Natalya Lepyoshkina smiled as she fed her three-week-old “children” a meal of warm cow’s blood, rinsed them off with water and poured them into an array of glass jars.
“They’re happy, they’re full,” she said as the young leeches, squirming and swollen from their meal, settled into the containers that would be their home until the next feeding.
Lepyoshkina’s charges were among the three million leeches raised every year at the International Medical Leech Center, an institution founded in 1937 that touts itself as the world’s largest leech-growing facility.
Located in Udelnaya, a village of humble wooden houses several kilometers southeast of Moscow, the center is now enjoying strong sales as scientists reassess their attitude to the bloodsucking creatures.
Researchers, Western governments and even Hollywood stars have endorsed the use of leeches in recent years, after decades during which the practice fell into disuse and was regarded as a relic of medieval times.
The American Journal of Nursing wrote this year that leech therapy was having a “resurgence,” mainly in helping patients of plastic and reconstructive surgery, and was useful for certain blood and tissue conditions.

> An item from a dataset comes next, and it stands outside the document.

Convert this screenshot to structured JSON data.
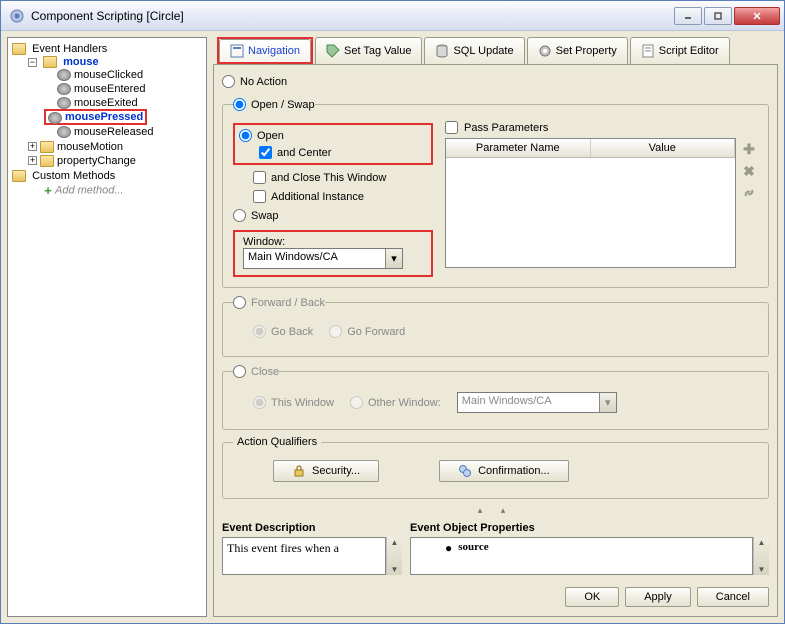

The US government approved the use of leeches as medical “devices” in 2004, and the actress Demi Moore revealed last year that she had undergone leech therapy in Austria to “detoxify” her blood.

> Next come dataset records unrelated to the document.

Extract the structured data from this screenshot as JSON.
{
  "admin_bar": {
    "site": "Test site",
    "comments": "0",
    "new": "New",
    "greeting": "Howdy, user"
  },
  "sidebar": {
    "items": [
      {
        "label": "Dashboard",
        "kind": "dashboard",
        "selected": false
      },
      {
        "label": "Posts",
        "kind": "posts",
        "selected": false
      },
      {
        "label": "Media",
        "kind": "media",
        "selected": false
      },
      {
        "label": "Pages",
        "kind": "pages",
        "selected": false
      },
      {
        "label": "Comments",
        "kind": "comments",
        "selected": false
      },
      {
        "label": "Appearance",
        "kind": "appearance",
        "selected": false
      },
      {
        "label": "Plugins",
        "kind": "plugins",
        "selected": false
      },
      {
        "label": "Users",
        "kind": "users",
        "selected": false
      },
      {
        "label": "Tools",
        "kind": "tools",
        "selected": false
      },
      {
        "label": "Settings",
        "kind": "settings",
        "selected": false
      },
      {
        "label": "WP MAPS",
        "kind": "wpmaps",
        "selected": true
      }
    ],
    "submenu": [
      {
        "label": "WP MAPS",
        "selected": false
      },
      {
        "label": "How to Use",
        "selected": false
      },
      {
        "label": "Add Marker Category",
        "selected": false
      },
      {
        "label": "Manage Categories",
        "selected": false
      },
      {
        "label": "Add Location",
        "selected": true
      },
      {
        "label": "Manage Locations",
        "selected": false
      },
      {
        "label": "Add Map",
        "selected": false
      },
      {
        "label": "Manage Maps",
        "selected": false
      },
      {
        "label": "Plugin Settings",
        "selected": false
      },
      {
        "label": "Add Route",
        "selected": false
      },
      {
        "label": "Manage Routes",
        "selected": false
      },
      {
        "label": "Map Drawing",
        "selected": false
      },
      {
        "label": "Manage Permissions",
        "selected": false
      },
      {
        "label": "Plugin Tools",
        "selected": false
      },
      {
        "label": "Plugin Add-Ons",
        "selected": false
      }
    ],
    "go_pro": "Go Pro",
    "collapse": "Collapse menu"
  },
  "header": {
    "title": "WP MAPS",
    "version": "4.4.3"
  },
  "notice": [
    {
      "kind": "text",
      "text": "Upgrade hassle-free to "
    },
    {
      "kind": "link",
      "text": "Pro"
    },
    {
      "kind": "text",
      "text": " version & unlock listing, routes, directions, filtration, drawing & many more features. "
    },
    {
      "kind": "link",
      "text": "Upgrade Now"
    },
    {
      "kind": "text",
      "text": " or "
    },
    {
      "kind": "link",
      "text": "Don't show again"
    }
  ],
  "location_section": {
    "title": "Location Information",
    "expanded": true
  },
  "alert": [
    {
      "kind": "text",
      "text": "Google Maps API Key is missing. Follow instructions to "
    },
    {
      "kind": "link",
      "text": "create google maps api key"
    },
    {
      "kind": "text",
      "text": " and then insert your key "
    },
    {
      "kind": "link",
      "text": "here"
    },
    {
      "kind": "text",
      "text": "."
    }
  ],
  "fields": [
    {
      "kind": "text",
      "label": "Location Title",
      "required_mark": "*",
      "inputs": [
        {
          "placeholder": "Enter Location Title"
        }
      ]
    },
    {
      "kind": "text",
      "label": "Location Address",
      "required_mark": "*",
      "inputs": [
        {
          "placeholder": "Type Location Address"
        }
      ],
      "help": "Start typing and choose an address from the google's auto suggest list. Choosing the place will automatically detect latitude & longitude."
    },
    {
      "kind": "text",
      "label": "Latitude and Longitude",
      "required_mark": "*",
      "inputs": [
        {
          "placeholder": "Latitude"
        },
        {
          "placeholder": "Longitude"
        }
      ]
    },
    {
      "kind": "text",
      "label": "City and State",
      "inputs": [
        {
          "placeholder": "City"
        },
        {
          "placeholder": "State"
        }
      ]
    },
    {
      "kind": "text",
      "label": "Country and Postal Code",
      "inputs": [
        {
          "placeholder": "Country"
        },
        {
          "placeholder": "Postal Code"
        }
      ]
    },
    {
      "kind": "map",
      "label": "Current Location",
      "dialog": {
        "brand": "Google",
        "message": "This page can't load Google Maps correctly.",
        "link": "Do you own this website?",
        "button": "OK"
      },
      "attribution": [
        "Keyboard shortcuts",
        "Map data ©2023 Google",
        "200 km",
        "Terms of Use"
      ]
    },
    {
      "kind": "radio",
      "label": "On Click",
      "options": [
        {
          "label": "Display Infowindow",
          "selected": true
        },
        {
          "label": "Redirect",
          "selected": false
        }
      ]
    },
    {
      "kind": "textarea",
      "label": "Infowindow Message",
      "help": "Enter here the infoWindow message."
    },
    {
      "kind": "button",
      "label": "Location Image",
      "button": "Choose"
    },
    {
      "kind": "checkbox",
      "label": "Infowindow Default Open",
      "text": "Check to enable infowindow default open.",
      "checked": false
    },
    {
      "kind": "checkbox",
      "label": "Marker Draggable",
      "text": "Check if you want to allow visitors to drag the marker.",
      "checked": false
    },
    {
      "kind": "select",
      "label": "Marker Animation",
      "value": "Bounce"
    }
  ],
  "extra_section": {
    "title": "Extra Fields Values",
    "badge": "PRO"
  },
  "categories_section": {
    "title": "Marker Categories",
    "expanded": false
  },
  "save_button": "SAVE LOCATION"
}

“Now this is a scientifically proven form of healing,” Gennady Nikonov, the director of the Udelnaya leech center, said in his office, near a wall covered with awards from European and Russian institutes.
Nikonov hopes researchers will find new uses for the leech — and bring more business to his center, which besides dominating the Russian market, sells tens of thousands of leeches annually to a French company that distributes them in the West.
“The leech is revealing more and more of its secrets to us,” Nikonov said.
A walk through the leech center reveals room after room of towering metal shelves, each of which is packed with glass jars holding leeches in various stages of development floating in water.
Some doors are marked with signs reading “Mating Room,” where leeches are given extra space and held in heat and light conditions ideally suited for leech romance.
A small army of women dressed in blue smocks and white aprons oversees the life cycle of each leech, from tearing open cocoons full of slithering babies to preparing adults for medical use.
The existence of such a facility is a legacy of the Soviet Union, where pharmacies remained stocked with leeches even as Western medicine stopped using them amid the 20th-century antibiotics revolution.
Following the 1991 collapse of the Soviet Union and its centrally planned economy, the leech center experienced hard times as production plunged and employees became disillusioned.
“There was no money to pay the salaries. The building was falling apart,” Nikonov recalled.
Since then, however, Russia’s economic revival and the growing popularity of leech therapy have helped reinvigorate the center, with production rising tenfold from the early 1990s low.
In 2007, to mark its 70th anniversary, the center even set up a monument in its courtyard featuring a bronze leech crawling up a marble column.
Proud employees say it is the world’s only monument to hirudo medicinalis, the species of leech used for medical purposes.
In perhaps its most daring leap into capitalism, the center sells a line of cosmetics called “Bioenergy” where bits of leeches are turned into shampoo, face cream and other beauty products.
“Leech cosmetics, unlike the ordinary kind, heal the skin from within instead of just plastering over it,” said Yelena Titova, director of the center’s laboratories.
Leech skin cream may seem exotic but it is hardly unusual for Russia, where doctors apply leeches to treat problems ranging from infertility and gynecological ailments to tooth disease.
Experts at the Udelnaya leech center insist that such practices have a firm scientific basis, even if they have yet to gain acceptance in mainstream Western medicine.
While ancient people believed leeches healed the sick by purging bad blood, today’s scientists say their benefit lies in the substances they inject into the bloodstream, including hirudin, which stops blood from clotting.
“Here you have a whole factory of medicines, more than 30 components, and all created by nature,” Titova said.
The Udelnaya center is well poised to take advantage of increasing demand for leeches because of its rigorous approach to breeding them, she said, describing it as unique in the world.
An important element of the center’s method is to have one caretaker oversee each batch of leeches from start to finish, which motivates workers to ensure that every leech is healthy, Titova explained.
That approach also creates an emotional bond between the women who work in the center and their leeches.
“If I didn’t love them, I wouldn’t have worked here so many years,” said Lepyoshkina, who has worked at the center for 25 years and raises more than 100,000 leeches annually. “They are practically our children.”